Rakha baru saja terbangun pasca kecelakaan yang dialaminya tadi malam.
Bertempat di rumah sakit yang sama dengan tempat Siti dirawat, Rakha mendapat penanganan medis meski luka-luka yang dideritanya tidak berat.
Dia hanya mendapat beberapa luka jahitan di kepala dan siku. Selebihnya tak ada yang perlu dikhawatirkan.
"Akhirnya kamu siuman juga, Kha..." sambut sebuah suara yang jelas Rakha kenal, suara Wisnu sang Kakak ipar.
Rakha mendapati Wisnu berdiri di sisi brankar rumah sakit yang ditempati Rakha di ruang UGD. Wajah lelaki itu tampak kusut.
"Saya di mana Mas? Apa yang terjadi?" ucap Rakha dengan suara serak. Rasa nyeri di kepalanya membuat Rakha agak kesulitan mengingat apa yang telah terjadi.
"Kamu di rumah sakit sekarang. Semalam kamu kecelakaan. Ada mobil box hitam yang menabrakmu," jawab Wisnu apa adanya.
Rakha mengerutkan kening. Otaknya mencoba mencerna ulang kalimat Wisnu.
Kecelakaan...
Mobil box hitam...
Astagfirullah al-adzim...
Walau belum sepenuhnya mengingat dengan baik, entah kenapa, Rakha merasa apa yang dikatakan Wisnu itu tidak benar.
"Tadi polisi sudah menjelaskan semuanya pada Mas dari bukti di TKP dan keterangan saksi warga sekitar. Ada sebuah mobil box hitam yang dikendarai oleh seorang laki-laki tua bernama Bapak Ahmad. Polisi menduga, Bapak Ahmad kehilangan keseimbangan saat mengemudi sehingga menyebabkan mobilnya tergelincir dikarenakan dia mengidap penyakit berat. Bapak Ahmad menderita penyakit TBC, dia meninggal di tempat kejadian setelah mobil yang dia kendarai menabrakmu dan seorang wanita bernama Rania di halte dekat Rumah sakit," jelas Wisnu panjang lebar.
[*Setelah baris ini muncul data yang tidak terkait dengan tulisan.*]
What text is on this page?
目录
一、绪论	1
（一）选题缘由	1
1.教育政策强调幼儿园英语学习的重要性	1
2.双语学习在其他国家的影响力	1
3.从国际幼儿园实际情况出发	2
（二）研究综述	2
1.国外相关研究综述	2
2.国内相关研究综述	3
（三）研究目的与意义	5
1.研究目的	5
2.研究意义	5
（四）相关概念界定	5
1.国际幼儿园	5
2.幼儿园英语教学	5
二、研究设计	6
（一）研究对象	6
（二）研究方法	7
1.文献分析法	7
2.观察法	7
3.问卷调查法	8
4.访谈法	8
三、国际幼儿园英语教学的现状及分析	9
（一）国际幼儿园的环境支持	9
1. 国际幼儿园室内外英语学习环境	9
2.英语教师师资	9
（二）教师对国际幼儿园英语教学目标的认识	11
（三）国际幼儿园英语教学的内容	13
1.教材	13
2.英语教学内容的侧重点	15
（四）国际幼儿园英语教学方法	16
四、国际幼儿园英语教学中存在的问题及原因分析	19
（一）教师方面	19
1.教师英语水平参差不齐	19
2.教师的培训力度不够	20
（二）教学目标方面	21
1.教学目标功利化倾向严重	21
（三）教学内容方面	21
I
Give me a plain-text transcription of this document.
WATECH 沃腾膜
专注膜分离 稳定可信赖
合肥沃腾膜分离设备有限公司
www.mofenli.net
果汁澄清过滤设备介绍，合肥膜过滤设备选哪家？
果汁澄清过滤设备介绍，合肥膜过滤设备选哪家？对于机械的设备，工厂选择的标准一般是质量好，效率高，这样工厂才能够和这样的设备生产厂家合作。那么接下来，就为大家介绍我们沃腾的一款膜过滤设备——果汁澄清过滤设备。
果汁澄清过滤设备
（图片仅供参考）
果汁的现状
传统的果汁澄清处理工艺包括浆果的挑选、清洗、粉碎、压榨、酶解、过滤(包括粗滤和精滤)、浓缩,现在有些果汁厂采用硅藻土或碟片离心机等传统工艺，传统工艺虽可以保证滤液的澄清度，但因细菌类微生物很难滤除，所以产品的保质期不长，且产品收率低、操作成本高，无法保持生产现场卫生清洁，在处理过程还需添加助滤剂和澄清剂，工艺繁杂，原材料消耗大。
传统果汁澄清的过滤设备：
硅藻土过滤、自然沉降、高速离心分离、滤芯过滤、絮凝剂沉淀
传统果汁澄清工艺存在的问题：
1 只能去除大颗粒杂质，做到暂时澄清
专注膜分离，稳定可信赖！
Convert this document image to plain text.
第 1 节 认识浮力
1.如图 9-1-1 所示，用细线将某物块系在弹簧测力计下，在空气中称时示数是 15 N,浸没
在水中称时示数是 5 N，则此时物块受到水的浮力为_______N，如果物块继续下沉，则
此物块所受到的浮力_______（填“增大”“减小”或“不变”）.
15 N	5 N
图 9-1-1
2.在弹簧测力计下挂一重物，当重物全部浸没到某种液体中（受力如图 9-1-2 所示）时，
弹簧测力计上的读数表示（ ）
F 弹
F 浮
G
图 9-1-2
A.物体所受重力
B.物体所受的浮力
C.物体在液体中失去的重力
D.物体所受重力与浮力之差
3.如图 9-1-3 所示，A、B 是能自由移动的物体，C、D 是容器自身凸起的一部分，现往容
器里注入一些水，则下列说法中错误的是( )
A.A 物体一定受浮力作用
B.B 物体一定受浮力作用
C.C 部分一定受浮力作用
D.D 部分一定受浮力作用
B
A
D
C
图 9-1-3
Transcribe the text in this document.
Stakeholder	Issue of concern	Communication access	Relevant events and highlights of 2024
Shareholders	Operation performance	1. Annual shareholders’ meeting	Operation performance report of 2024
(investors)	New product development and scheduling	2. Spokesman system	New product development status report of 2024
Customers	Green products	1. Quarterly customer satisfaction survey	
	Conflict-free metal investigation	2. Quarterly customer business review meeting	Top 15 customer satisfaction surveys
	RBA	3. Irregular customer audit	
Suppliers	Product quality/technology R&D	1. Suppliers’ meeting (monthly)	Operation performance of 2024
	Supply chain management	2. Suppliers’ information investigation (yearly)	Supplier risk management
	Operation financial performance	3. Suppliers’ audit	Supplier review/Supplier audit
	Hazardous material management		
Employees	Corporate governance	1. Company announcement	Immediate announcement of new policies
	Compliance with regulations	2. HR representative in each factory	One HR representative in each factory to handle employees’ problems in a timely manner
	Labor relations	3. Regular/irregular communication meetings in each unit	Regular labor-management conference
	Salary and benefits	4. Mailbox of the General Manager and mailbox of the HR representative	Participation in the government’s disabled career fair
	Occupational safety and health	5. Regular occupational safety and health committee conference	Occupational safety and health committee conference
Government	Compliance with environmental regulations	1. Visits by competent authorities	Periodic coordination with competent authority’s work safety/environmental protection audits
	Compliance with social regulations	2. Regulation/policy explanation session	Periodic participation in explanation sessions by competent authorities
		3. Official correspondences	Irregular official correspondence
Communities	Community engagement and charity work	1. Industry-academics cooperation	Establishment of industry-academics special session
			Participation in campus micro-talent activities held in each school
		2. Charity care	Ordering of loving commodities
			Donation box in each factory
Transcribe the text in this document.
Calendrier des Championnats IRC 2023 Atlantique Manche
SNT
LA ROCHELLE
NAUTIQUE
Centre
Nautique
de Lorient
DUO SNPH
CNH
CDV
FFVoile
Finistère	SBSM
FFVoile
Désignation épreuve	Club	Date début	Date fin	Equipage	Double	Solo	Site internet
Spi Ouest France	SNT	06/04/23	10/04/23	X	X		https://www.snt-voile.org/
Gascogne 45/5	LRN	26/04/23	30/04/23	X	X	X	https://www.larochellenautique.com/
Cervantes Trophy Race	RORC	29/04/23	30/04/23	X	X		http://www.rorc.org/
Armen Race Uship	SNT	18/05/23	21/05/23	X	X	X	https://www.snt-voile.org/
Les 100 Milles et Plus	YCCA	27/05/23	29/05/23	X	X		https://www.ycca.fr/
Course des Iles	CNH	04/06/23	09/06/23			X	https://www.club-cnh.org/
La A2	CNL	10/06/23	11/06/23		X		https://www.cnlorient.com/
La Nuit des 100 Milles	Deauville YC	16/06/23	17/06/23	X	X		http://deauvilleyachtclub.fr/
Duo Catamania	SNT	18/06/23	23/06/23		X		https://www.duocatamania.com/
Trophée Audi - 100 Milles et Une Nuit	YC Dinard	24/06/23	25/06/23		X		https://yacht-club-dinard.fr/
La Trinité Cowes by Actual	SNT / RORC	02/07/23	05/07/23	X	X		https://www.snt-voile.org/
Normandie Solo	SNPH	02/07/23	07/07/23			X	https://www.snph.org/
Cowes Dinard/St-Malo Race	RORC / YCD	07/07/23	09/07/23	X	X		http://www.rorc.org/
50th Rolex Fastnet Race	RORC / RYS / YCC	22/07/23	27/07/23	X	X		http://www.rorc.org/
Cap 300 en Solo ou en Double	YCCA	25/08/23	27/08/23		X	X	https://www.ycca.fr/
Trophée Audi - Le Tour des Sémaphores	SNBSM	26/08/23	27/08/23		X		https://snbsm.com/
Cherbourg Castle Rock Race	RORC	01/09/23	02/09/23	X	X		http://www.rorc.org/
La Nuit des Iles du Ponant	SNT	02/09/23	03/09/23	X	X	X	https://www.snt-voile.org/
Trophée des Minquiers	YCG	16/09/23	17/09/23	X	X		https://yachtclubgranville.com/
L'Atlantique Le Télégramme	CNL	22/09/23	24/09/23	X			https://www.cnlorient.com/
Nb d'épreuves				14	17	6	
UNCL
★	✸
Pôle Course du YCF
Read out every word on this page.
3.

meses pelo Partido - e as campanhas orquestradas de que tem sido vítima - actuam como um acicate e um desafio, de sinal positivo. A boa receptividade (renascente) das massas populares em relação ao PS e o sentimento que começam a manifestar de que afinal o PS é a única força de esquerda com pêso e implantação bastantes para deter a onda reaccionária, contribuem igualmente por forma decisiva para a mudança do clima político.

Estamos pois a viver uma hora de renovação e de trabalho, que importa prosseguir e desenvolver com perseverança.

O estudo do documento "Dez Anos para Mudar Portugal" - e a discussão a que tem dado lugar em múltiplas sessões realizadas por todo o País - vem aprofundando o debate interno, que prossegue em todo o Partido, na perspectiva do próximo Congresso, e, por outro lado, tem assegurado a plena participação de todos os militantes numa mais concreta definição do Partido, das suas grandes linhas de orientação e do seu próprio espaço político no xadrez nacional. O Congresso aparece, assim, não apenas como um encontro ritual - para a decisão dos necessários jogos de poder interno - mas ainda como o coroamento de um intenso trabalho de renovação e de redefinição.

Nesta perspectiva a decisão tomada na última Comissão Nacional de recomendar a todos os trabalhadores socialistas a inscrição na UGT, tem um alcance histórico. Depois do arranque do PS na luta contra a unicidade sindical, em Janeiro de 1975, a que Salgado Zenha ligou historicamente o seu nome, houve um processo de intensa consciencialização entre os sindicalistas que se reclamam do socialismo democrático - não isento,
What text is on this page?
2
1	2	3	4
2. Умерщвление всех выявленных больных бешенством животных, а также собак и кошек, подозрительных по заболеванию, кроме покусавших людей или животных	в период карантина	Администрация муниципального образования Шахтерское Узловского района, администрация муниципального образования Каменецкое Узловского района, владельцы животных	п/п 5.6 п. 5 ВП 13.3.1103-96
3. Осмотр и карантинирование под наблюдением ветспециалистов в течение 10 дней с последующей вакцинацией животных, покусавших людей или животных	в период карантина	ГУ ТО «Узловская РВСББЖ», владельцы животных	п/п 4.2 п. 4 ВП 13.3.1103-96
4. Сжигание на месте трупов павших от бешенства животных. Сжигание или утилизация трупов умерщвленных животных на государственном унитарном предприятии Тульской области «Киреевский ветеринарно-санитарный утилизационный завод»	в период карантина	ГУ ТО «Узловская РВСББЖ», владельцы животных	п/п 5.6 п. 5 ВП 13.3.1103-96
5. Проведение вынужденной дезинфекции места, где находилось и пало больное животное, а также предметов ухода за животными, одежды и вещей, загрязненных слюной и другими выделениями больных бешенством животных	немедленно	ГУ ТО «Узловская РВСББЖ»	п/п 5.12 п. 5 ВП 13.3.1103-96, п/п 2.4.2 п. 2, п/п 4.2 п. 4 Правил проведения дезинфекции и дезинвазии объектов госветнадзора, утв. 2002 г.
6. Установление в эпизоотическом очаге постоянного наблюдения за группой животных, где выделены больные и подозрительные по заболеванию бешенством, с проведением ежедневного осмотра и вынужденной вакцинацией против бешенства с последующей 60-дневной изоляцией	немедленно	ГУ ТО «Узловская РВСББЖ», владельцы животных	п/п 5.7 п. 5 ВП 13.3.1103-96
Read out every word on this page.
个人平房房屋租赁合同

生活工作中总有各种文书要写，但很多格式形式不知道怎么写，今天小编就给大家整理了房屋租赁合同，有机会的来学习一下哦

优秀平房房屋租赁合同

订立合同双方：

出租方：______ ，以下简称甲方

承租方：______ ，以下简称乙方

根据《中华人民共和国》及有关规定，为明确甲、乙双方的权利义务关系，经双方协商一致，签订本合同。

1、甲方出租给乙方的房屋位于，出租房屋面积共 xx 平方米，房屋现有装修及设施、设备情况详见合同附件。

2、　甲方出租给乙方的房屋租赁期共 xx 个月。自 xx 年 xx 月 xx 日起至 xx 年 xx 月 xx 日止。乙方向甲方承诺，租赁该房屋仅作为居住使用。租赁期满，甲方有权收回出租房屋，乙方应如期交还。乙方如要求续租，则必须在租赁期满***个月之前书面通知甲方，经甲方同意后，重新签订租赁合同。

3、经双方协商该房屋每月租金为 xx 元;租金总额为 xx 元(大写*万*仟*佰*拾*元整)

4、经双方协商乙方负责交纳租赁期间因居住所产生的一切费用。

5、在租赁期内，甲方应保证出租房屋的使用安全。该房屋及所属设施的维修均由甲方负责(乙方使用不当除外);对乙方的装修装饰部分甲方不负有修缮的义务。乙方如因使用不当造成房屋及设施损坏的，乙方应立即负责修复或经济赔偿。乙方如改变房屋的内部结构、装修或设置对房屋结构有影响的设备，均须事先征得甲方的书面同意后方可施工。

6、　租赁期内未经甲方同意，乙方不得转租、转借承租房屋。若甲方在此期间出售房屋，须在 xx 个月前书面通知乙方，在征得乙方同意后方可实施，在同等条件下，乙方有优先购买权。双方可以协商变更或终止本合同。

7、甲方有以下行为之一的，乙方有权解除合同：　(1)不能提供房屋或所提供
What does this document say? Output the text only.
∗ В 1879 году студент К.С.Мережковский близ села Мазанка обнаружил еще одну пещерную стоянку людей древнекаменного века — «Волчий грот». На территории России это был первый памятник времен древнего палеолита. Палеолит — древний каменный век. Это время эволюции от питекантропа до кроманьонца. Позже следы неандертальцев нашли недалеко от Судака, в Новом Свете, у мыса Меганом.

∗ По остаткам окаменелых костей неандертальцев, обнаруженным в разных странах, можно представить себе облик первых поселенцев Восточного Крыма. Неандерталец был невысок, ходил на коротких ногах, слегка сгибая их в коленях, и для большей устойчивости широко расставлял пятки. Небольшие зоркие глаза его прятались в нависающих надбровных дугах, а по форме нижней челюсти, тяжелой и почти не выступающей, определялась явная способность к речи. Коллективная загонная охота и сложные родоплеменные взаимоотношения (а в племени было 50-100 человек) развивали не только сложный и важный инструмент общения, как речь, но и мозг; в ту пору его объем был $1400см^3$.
"Innalillahi wainna ilaihi rajiun..." gumam Rakha pelan. Takdir Allah memang tidak ada yang bisa menebak. Nyatanya, malam tadi adalah detik-detik waktu kehidupan Bapak Ahmad berakhir di dunia. Dan tentunya, malam tadi malaikat maut sudah berada begitu dekat dengan Bapak Ahmad maupun Rakha sendiri.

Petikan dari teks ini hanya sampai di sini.